En ce jour de lendemain de carnaval et de fête, l'activité est grandement diminuée mais nous avons la chance de trouver enfin un groupe de cinq mineurs. La rencontre est très sympathique, et la bienvenue (cela fait du bien de finalement voir des gens vivants, sous terre). Nous pouvons procéder à la classique (pour eux) et salvatrice (pour nous, c'est bon on peut rentrer maintenant !) remise des cadeaux.
Nous échangeons aussi quelques poignées de main et encouragements (en se demandant qui en a le plus besoin), et entamons quelques discussions pour connaître un peu plus leurs ressentis et conditions de travail au quotidien. Et voilà, ce qui pour nous est un enfer (visite touristique de 2 heures !), est pour eux un quotidien.

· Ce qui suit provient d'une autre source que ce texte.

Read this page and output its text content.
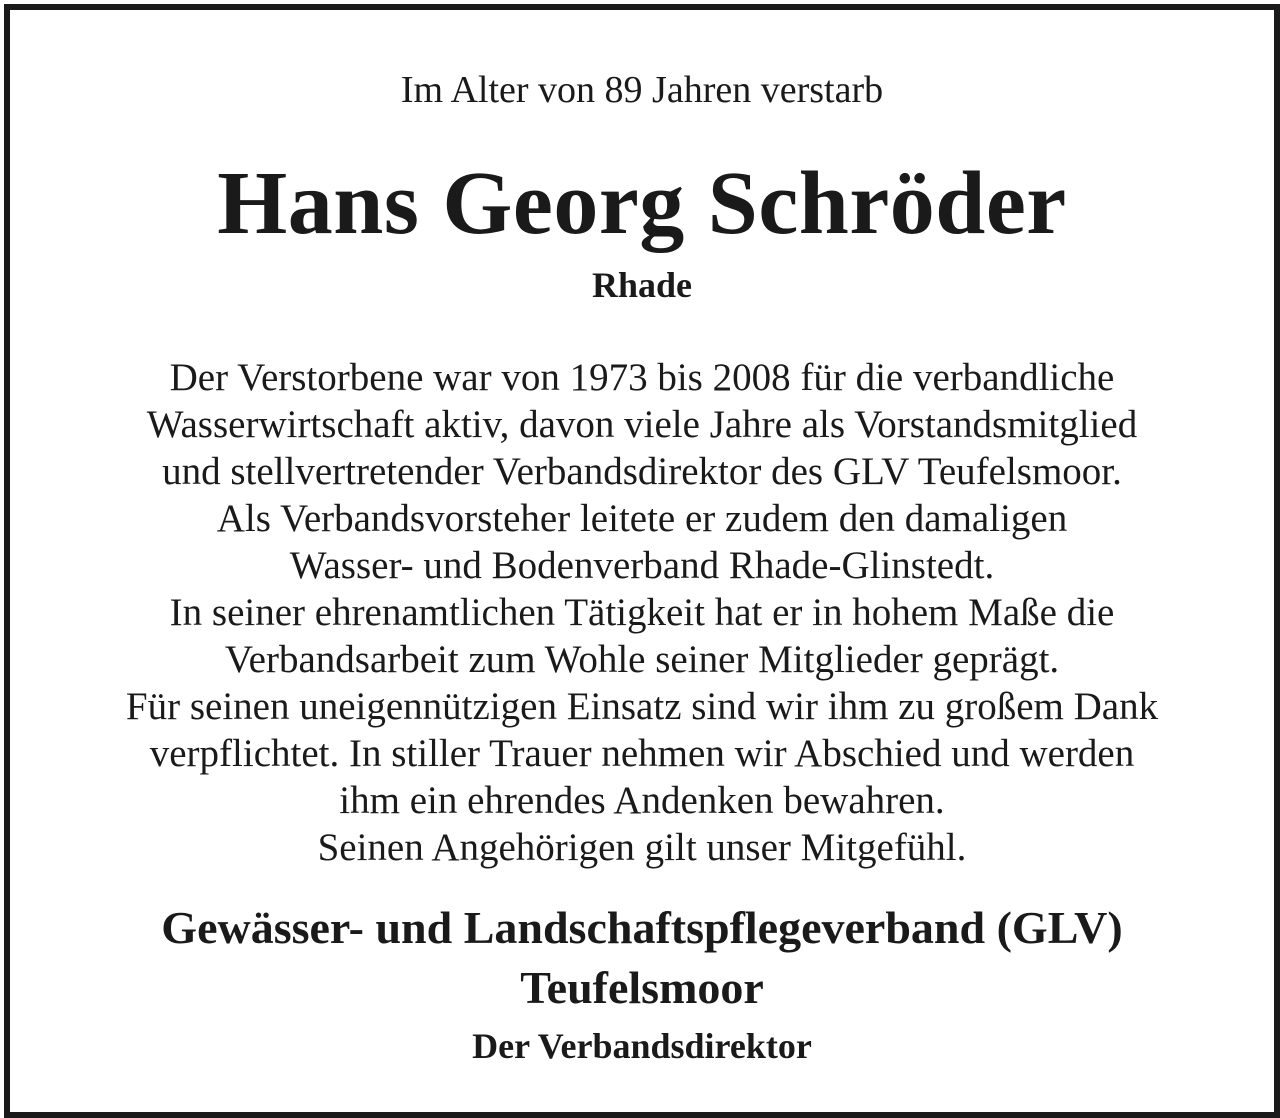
Im Alter von 89 Jahren verstarb
Hans Georg Schröder
Rhade
Der Verstorbene war von 1973 bis 2008 für die verbandliche
Wasserwirtschaft aktiv, davon viele Jahre als Vorstandsmitglied
und stellvertretender Verbandsdirektor des GLV Teufelsmoor.
Als Verbandsvorsteher leitete er zudem den damaligen
Wasser- und Bodenverband Rhade-Glinstedt.
In seiner ehrenamtlichen Tätigkeit hat er in hohem Maße die
Verbandsarbeit zum Wohle seiner Mitglieder geprägt.
Für seinen uneigennützigen Einsatz sind wir ihm zu großem Dank
verpflichtet. In stiller Trauer nehmen wir Abschied und werden
ihm ein ehrendes Andenken bewahren.
Seinen Angehörigen gilt unser Mitgefühl.
Gewässer- und Landschaftspflegeverband (GLV)
Teufelsmoor
Der Verbandsdirektor
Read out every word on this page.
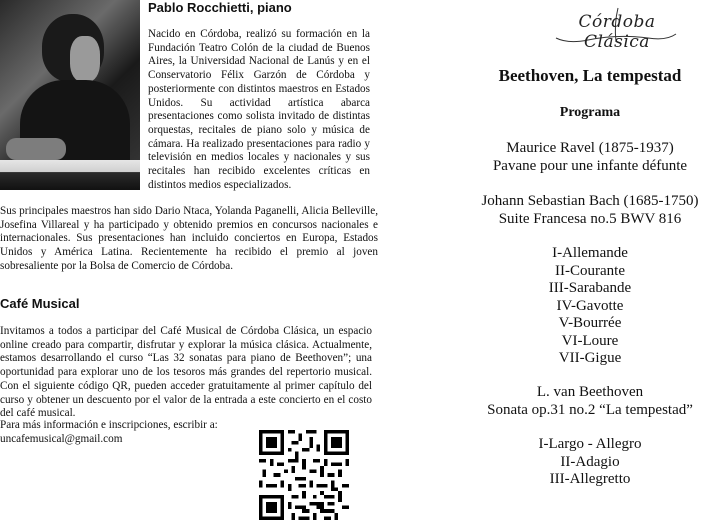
Pablo Rocchietti, piano

Nacido en Córdoba, realizó su formación en la Fundación Teatro Colón de la ciudad de Buenos Aires, la Universidad Nacional de Lanús y en el Conservatorio Félix Garzón de Córdoba y posteriormente con distintos maestros en Estados Unidos. Su actividad artística abarca presentaciones como solista invitado de distintas orquestas, recitales de piano solo y música de cámara. Ha realizado presentaciones para radio y televisión en medios locales y nacionales y sus recitales han recibido excelentes críticas en distintos medios especializados.

Sus principales maestros han sido Dario Ntaca, Yolanda Paganelli, Alicia Belleville, Josefina Villareal y ha participado y obtenido premios en concursos nacionales e internacionales. Sus presentaciones han incluido conciertos en Europa, Estados Unidos y América Latina. Recientemente ha recibido el premio al joven sobresaliente por la Bolsa de Comercio de Córdoba.

Café Musical

Invitamos a todos a participar del Café Musical de Córdoba Clásica, un espacio online creado para compartir, disfrutar y explorar la música clásica. Actualmente, estamos desarrollando el curso “Las 32 sonatas para piano de Beethoven”; una oportunidad para explorar uno de los tesoros más grandes del repertorio musical. Con el siguiente código QR, pueden acceder gratuitamente al primer capítulo del curso y obtener un descuento por el valor de la entrada a este concierto en el costo del café musical.

Para más información e inscripciones, escribir a:
uncafemusical@gmail.com
Córdoba Clásica
Beethoven, La tempestad
Programa
Maurice Ravel (1875-1937)
Pavane pour une infante défunte
Johann Sebastian Bach (1685-1750)
Suite Francesa no.5 BWV 816
I-Allemande
II-Courante
III-Sarabande
IV-Gavotte
V-Bourrée
VI-Loure
VII-Gigue
L. van Beethoven
Sonata op.31 no.2 “La tempestad”
I-Largo - Allegro
II-Adagio
III-Allegretto
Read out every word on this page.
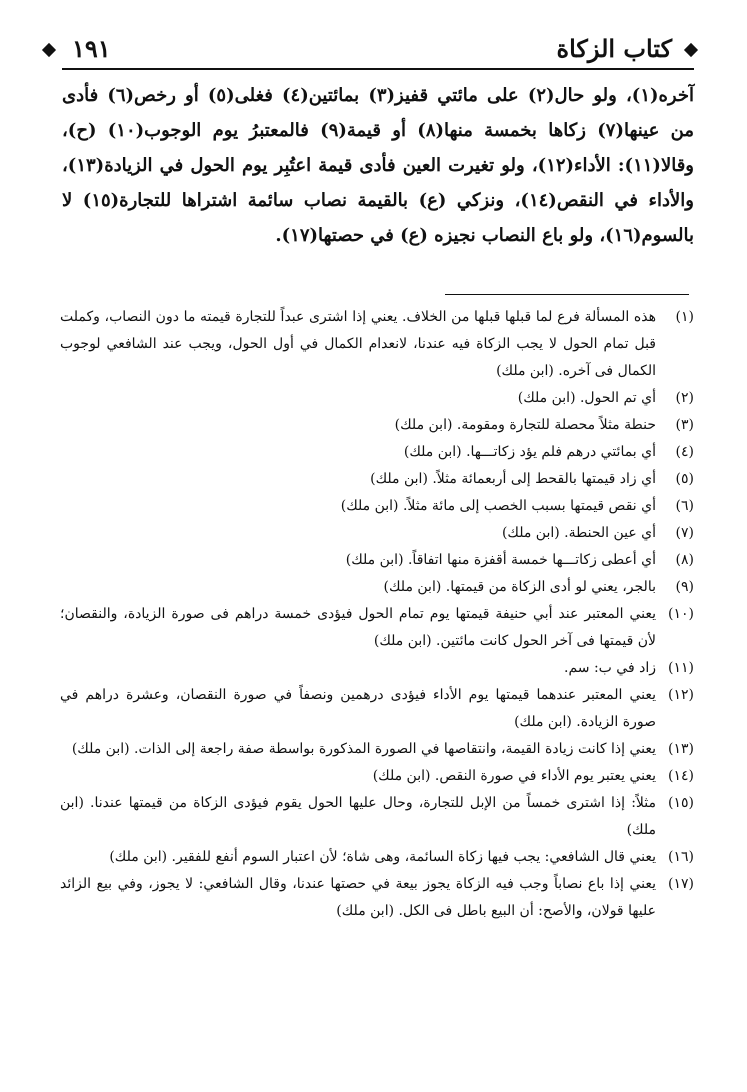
كتاب الزكاة
١٩١

آخره(١)، ولو حال(٢) على مائتي قفيز(٣) بمائتين(٤) فغلى(٥) أو رخص(٦) فأدى من عينها(٧) زكاها بخمسة منها(٨) أو قيمة(٩) فالمعتبرُ يوم الوجوب(١٠) (ح)، وقالا(١١): الأداء(١٢)، ولو تغيرت العين فأدى قيمة اعتُبِر يوم الحول في الزيادة(١٣)، والأداء في النقص(١٤)، ونزكي (ع) بالقيمة نصاب سائمة اشتراها للتجارة(١٥) لا بالسوم(١٦)، ولو باع النصاب نجيزه (ع) في حصتها(١٧).

(١)
هذه المسألة فرع لما قبلها قبلها من الخلاف. يعني إذا اشترى عبداً للتجارة قيمته ما دون النصاب، وكملت قبل تمام الحول لا يجب الزكاة فيه عندنا، لانعدام الكمال في أول الحول، ويجب عند الشافعي لوجوب الكمال فى آخره. (ابن ملك)
(٢)
أي تم الحول. (ابن ملك)
(٣)
حنطة مثلاً محصلة للتجارة ومقومة. (ابن ملك)
(٤)
أي بمائتي درهم فلم يؤد زكاتـــها. (ابن ملك)
(٥)
أي زاد قيمتها بالقحط إلى أربعمائة مثلاً. (ابن ملك)
(٦)
أي نقص قيمتها بسبب الخصب إلى مائة مثلاً. (ابن ملك)
(٧)
أي عين الحنطة. (ابن ملك)
(٨)
أي أعطى زكاتـــها خمسة أقفزة منها اتفاقاً. (ابن ملك)
(٩)
بالجر، يعني لو أدى الزكاة من قيمتها. (ابن ملك)
(١٠)
يعني المعتبر عند أبي حنيفة قيمتها يوم تمام الحول فيؤدى خمسة دراهم فى صورة الزيادة، والنقصان؛ لأن قيمتها فى آخر الحول كانت مائتين. (ابن ملك)
(١١)
زاد في ب: سم.
(١٢)
يعني المعتبر عندهما قيمتها يوم الأداء فيؤدى درهمين ونصفاً في صورة النقصان، وعشرة دراهم في صورة الزيادة. (ابن ملك)
(١٣)
يعني إذا كانت زيادة القيمة، وانتقاصها في الصورة المذكورة بواسطة صفة راجعة إلى الذات. (ابن ملك)
(١٤)
يعني يعتبر يوم الأداء في صورة النقص. (ابن ملك)
(١٥)
مثلاً: إذا اشترى خمساً من الإبل للتجارة، وحال عليها الحول يقوم فيؤدى الزكاة من قيمتها عندنا. (ابن ملك)
(١٦)
يعني قال الشافعي: يجب فيها زكاة السائمة، وهى شاة؛ لأن اعتبار السوم أنفع للفقير. (ابن ملك)
(١٧)
يعني إذا باع نصاباً وجب فيه الزكاة يجوز بيعة في حصتها عندنا، وقال الشافعي: لا يجوز، وفي بيع الزائد عليها قولان، والأصح: أن البيع باطل فى الكل. (ابن ملك)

Certains gardent l'idée de construire un futur et d'économiser leur argent pour plus tard et pour aider leurs enfants. Beaucoup d'autres préfèrent profiter de la vie, de la bonne nourriture, de l'alcool, plutôt que de mettre de l'argent de côté et ne pas pouvoir en profiter s'ils venaient à mourir dans un accident. Les mineurs peuvent débuter à travailler très jeune, même parfois enfant, pour aider leurs parents ou n'ayant pas d'autre choix.
Tous consomment les feuilles de coca toute la journée, pour aider avec l'altitude et pour se "doper" plusieurs heures par jour, et certains boivent pour supporter les extrêmes conditions de ce travail et s'évader de la dure réalité.

Après l'appréhension, l'insécurité, le danger, la peur, on se sent juste touriste de nouveau, et con.







L'expérience reste forte, mais lorsqu'on a débuté la marche de retour, je me suis senti soulagé. Malgré le fait qu'il faille passer encore une demi heure sous terre pour s'en sortir, l'espoir de la fin est enfin là !

Dans une galerie voisine, nous tombons sur un autre groupe de mineurs, deux frères et un de leurs amis. Le plus jeune des frères a 17 ans. "Tu es très jeune pour travailler dans cette mine??!!". "Il a commencé à travailler il y a 4 ans, à 13 ans". "Ah ok...".




Dernière étape à quelques mètres de la sortie (c'est bon on a vu la lumière du jour au loin, on est sauvé, on peut se permettre de rester un peu plus!), avec la visite d'une pièce-musée, qui présente des personnages importants de l'Histoire de la mine.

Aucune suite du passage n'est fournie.